Richard Dix

Ph.D. in Virology, Baylor College of Medicine, 1978

Molecular Genetics and Biochemistry, Cellular, Molecular Biology and Physiology, Molecular Genetics / Neuro-Biology, Ocular Virology and Immunology

My NIH-funded research program focuses on the pathogenesis of retinal diseases and neurological diseases of herpesvirus origin with emphasis on human cytomegalovirus (HCMV) and herpes simplex virus type 1 (HSV1). This pursuit involves comprehensive investigations of the virologic, immunologic, and pathogenic events that cause inflammation, tissue pathology, and clinical disease in retina and brain with the goal of developing new paradigms of disease pathogenesis for better diagnosis and management of herpesvirus-associated retinitis and encephalitis.

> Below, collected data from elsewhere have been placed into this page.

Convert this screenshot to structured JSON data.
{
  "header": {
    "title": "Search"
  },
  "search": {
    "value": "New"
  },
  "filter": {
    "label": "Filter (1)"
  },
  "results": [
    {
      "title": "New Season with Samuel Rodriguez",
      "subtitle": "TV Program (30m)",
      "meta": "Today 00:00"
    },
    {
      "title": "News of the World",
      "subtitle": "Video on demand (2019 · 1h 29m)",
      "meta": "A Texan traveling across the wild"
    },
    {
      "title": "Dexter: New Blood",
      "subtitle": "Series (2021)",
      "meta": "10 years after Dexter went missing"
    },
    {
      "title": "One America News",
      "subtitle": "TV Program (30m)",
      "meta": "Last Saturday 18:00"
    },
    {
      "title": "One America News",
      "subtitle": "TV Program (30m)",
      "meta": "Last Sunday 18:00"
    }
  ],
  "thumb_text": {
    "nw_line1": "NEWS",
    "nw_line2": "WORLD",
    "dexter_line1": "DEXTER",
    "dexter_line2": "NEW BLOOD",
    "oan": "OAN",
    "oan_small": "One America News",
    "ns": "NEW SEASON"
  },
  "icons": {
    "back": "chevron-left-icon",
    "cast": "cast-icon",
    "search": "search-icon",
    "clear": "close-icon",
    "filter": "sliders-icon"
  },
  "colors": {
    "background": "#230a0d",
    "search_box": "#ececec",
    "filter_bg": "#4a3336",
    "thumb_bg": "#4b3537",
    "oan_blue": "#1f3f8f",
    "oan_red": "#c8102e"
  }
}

After specialized postdoctoral training in neurovirology in the Department of Neurology, University of California, San Francisco (neurovirulence of HSV1 strains and herpes simplex encephalitis) and HIV/AIDS at San Francisco General Hospital (AIDS-related neurologic diseases), I joined the faculty of the Bascom Palmer Eye Institute, University of Miami School of Medicine, Miami, Florida, where I collaborated with ophthalmologists on clinical cases of acute retinal necrosis and explored the pathogenesis of HSV1 retinal necrosis using established mouse models of the disease. I also established an independent National Eye Institute-funded research program to investigate the pathogenesis of AIDS-related HCMV retinitis through development of a novel animal model of murine cytomegalovirus (MCMV) retinitis in mice with retrovirus-induced immunosuppression (MAIDS) that mimics AIDS-related HCMV retinitis in humans. This research program has served for many years to provide unique findings on the virology, immunology, and pathogenesis of MAIDS-related MCMV retinitis and remains viable today as a cornerstone of my research program at the Viral Immunology Center and Department of Biological Sciences at Georgia State University (GSU).

Recently, my research portfolio has expanded to include studies on how programmed cell death (PCD) pathways (apoptosis, necroptosis, pyroptosis, and parthanatos) individually or collectively contribute to the onset and evolution of MCMV retinitis during MAIDS. This work has also led to the development of a new mouse model to investigate the pathogenesis of HSV1-induced progressive outer retinal necrosis and subclinical HSV1 encephalitis in HIV-immunosuppressed persons as well as the roles of PCD pathways during the pathogenesis of herpes simplex encephalitis in immunologically normal hosts. My research program at GSU has been greatly enhanced through an Adjunct Professor appointment in the Department of Ophthalmology, Emory Eye Center, Emory University School of Medicine that allows me to interact with physician/scientists and other researchers of the Atlanta Vision Research Community on a weekly basis.